The White House has told Congress it will reject calls for many of President Obama's policy czars to testify before Congress - a decision senators said goes against the president's promises of transparency and openness and treads on Congress' constitutional mandate to investigate the administration's actions.
Sen. Susan Collins, Maine Republican, said White House counsel Greg Craig told her in a meeting Wednesday that they will not make available any of the czars who work in the White House and don't have to go through Senate confirmation. She said he was "murky" on whether other czars outside of the White House would be allowed to come before Congress.
Miss Collins said that doesn't make sense when some of those czars are actually making policy or negotiating on behalf of Mr. Obama.
"I think Congress should be able to call the president's climate czar, Carol Browner, the energy and environment czar, to ask her about the negotiations she conducted with the automobile industry that led to very significant policy changes with regard to emissions standards," Miss Collins said at a hearing Thursday that examined the proliferation of czars.
The debate goes to the heart of weighty constitutional issues about separation of powers. The president argues that he should be allowed to have advisers who are free to give him confidential advice without having to fear being called to testify about it. Democrats and Republicans in Congress, though, argue that those in office who actually craft policy should be able to be summoned to testify because they do more than just give the president advice.
At issue are the 18 positions Miss Collins says Mr. Obama has created since he took office. Of those, she says 10 - the White House says eight - are in the executive office and not subject to Freedom of Information Act requests or requests for testimony.
Czar is an informal term given to the positions.
Sen. Joe Lieberman, Connecticut independent and chairman of the government affairs committee, asked the White House to provide a witness for Thursday's hearing but it did not send one.
In a letter last week to Miss Collins, though, Mr. Craig explained that the White House is not trying to circumvent Congress.
"We recognize that it is theoretically possible that a president could create new positions that inhibit transparency or undermine congressional oversight. That is simply not the case, however, in the current administration," Mr. Craig wrote.
Mr. Craig said the new positions Mr. Obama has created within the White House "are solely advisory in nature" and have no independent authority.

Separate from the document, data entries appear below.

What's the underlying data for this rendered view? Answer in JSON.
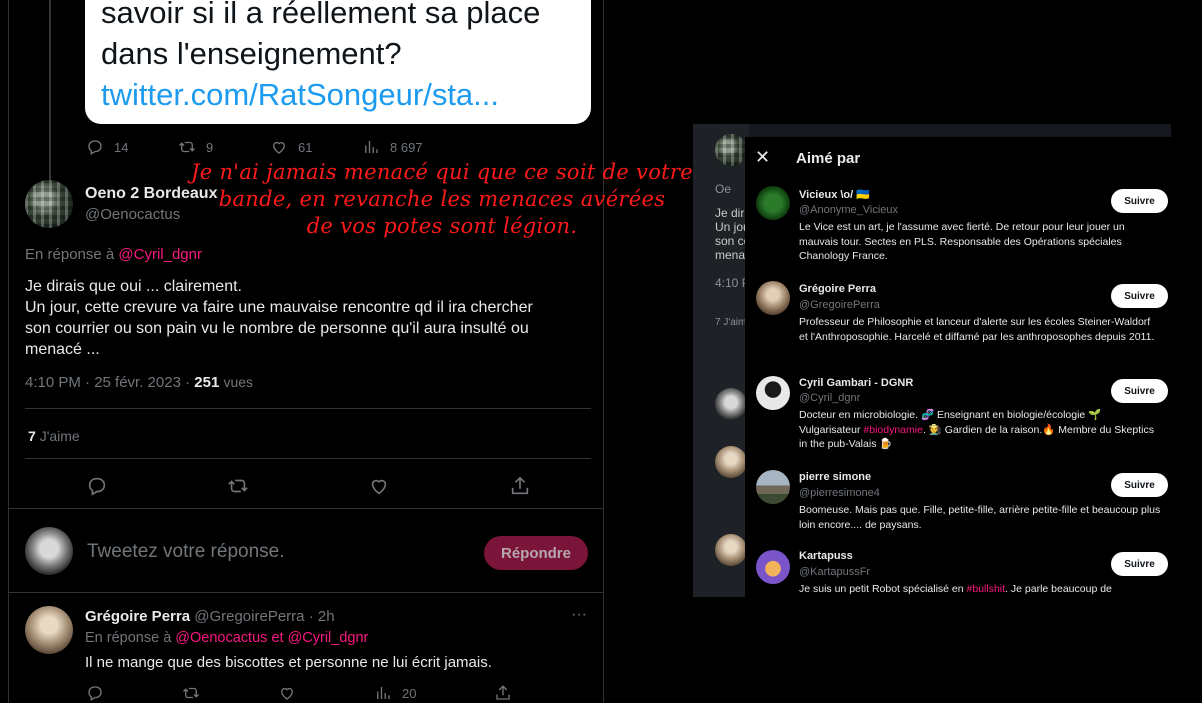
{
  "quote": {
    "lines": [
      "savoir si il a réellement sa place",
      "dans l'enseignement?"
    ],
    "link": "twitter.com/RatSongeur/sta..."
  },
  "quote_actions": {
    "replies": "14",
    "retweets": "9",
    "likes": "61",
    "views": "8 697"
  },
  "main_tweet": {
    "author": "Oeno 2 Bordeaux",
    "handle": "@Oenocactus",
    "reply_prefix": "En réponse à",
    "reply_to": "@Cyril_dgnr",
    "text_lines": [
      "Je dirais que oui ... clairement.",
      "Un jour, cette crevure va faire une mauvaise rencontre qd il ira chercher",
      "son courrier ou son pain vu le nombre de personne qu'il aura insulté ou",
      "menacé ..."
    ],
    "timestamp": "4:10 PM · 25 févr. 2023 ·",
    "views_count": "251",
    "views_label": "vues",
    "likes_count": "7",
    "likes_label": "J'aime"
  },
  "reply_box": {
    "placeholder": "Tweetez votre réponse.",
    "button": "Répondre"
  },
  "reply_tweet": {
    "author": "Grégoire Perra",
    "handle": "@GregoirePerra",
    "time": "· 2h",
    "reply_prefix": "En réponse à",
    "reply_to_1": "@Oenocactus",
    "reply_and": "et",
    "reply_to_2": "@Cyril_dgnr",
    "text": "Il ne mange que des biscottes et personne ne lui écrit jamais.",
    "views": "20",
    "more": "···"
  },
  "annotation": {
    "lines": [
      "Je n'ai jamais menacé qui que ce soit de votre",
      "bande, en revanche les menaces avérées",
      "de vos potes sont légion."
    ],
    "color": "#ff1a1a"
  },
  "background_fragment": {
    "name_initial": "Oe",
    "lines": [
      "Je dir",
      "Un jou",
      "son co",
      "menac"
    ],
    "time": "4:10 P",
    "likes": "7 J'aim"
  },
  "modal": {
    "close": "✕",
    "title": "Aimé par",
    "follow_label": "Suivre",
    "users": [
      {
        "name": "Vicieux \\o/ 🇺🇦",
        "handle": "@Anonyme_Vicieux",
        "bio": "Le Vice est un art, je l'assume avec fierté. De retour pour leur jouer un mauvais tour. Sectes en PLS. Responsable des Opérations spéciales Chanology France."
      },
      {
        "name": "Grégoire Perra",
        "handle": "@GregoirePerra",
        "bio": "Professeur de Philosophie et lanceur d'alerte sur les écoles Steiner-Waldorf et l'Anthroposophie. Harcelé et diffamé par les anthroposophes depuis 2011."
      },
      {
        "name": "Cyril Gambari - DGNR",
        "handle": "@Cyril_dgnr",
        "bio_parts": [
          "Docteur en microbiologie. 🧬 Enseignant en biologie/écologie 🌱 Vulgarisateur ",
          "#biodynamie",
          ". 🧑‍🌾 Gardien de la raison.🔥 Membre du Skeptics in the pub-Valais 🍺"
        ]
      },
      {
        "name": "pierre simone",
        "handle": "@pierresimone4",
        "bio": "Boomeuse. Mais pas que. Fille, petite-fille, arrière petite-fille et beaucoup plus loin encore.... de paysans."
      },
      {
        "name": "Kartapuss",
        "handle": "@KartapussFr",
        "bio_parts": [
          "Je suis un petit Robot spécialisé en ",
          "#bullshit",
          ". Je parle beaucoup de"
        ]
      }
    ]
  }
}
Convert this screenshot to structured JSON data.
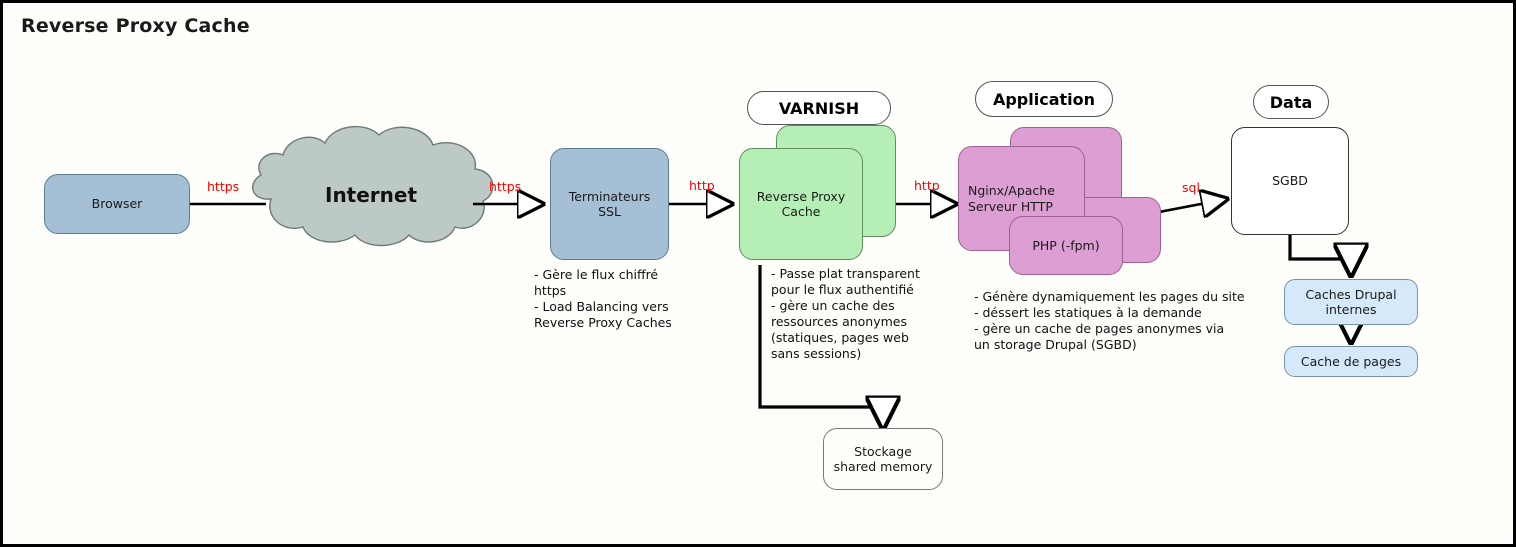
{
  "title": "Reverse Proxy Cache",
  "colors": {
    "background": "#fdfdfa",
    "browser_fill": "#a5c0d4",
    "cloud_fill": "#bcc9c7",
    "ssl_fill": "#a5c0d4",
    "varnish_fill": "#b6efb6",
    "application_fill": "#dc9ed3",
    "data_fill": "#ffffff",
    "cache_fill": "#d6e9fb",
    "protocol_label": "#ff0000",
    "stroke": "#000000"
  },
  "nodes": {
    "browser": "Browser",
    "internet": "Internet",
    "ssl": "Terminateurs\nSSL",
    "varnish_box": "Reverse Proxy\nCache",
    "nginx": "Nginx/Apache\nServeur HTTP",
    "php": "PHP (-fpm)",
    "sgbd": "SGBD",
    "stockage": "Stockage\nshared memory",
    "caches_drupal": "Caches Drupal\ninternes",
    "cache_pages": "Cache de pages"
  },
  "group_labels": {
    "varnish": "VARNISH",
    "application": "Application",
    "data": "Data"
  },
  "protocols": {
    "browser_to_internet": "https",
    "internet_to_ssl": "https",
    "ssl_to_varnish": "http",
    "varnish_to_app": "http",
    "app_to_data": "sql"
  },
  "notes": {
    "ssl": "- Gère le flux chiffré\n  https\n- Load Balancing vers\n  Reverse Proxy Caches",
    "varnish": "- Passe plat transparent\n   pour le flux authentifié\n- gère un cache des\n   ressources anonymes\n  (statiques, pages web\n  sans sessions)",
    "application": "- Génère dynamiquement les pages du site\n- déssert les statiques à la demande\n- gère un cache de pages anonymes via\n  un storage Drupal (SGBD)"
  }
}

Senators disagreed with that evaluation, pointing to Mrs. Browner and health care czar Nancy-Ann DeParle, who is Mr. Obama's health care adviser.
"We do happen to have a Cabinet officer with Health and Human Services with whom I have never had a conversation on health care, not because I have any opposition to her but because it's my perception Nancy-Ann DeParle is calling the shots," said Sen. Robert F. Bennett, Utah Republican.
Criticism of czars has boiled over after talk-show host Glenn Beck - who senators at the hearing repeatedly referred to as "he who shall not be named" - began a campaign to highlight their proliferation in the Obama administration. But Miss Collins said she's been looking at czars for months, and she doesn't have problems with many of the czars Mr. Beck has criticized.
Still, Mr. Craig spent two pages of his four-page letter to Miss Collins critiquing Mr. Beck's positions.
Legal experts testifying before the Senate panel said Congress needs to be careful not to overreach in reacting. They said options open to lawmakers include writing new laws to restrict advisers' authority or writing the positions into law as needing Senate confirmation. A White House aide, speaking on the condition of anonymity, said they are trying to work to accommodate "all reasonable congressional requests for information" and said some White House advisers have given informal briefings to members of Congress in lieu of testimony.
The aide also said some czars are outside the White House itself and they can be called to testify. The aide said five of them have already done so.
Sen. Claire McCaskill, Missouri Democrat, blasted Republicans for raising the issue and said she took offense at their comparisons between Mr. Obama and President Nixon.
She said Congress should instead be looking at the legality of presidential signing statements to shape how laws are implemented - a tool whose use expanded substantially under President George W. Bush.
Last month, Miss Collins offered an amendment to compel administration officials to testify, but it was ruled not germane to the bill being debate.
Democrats said it went too far because it would have covered all executive branch employees, including the national security adviser and the chief of staff, who have always been recognized as out of bounds.
Miss Collins said the issue shouldn't be so intractable and that Congress and the White House should be able to agree on a list of people who should be able to testify.
For his part, Mr. Lieberman said he's still looking for a good solution.
"We both share a desire to do something about this to help Congress uphold our responsibility for oversight, but we understand the balance here as reflected in the Constitution," he said.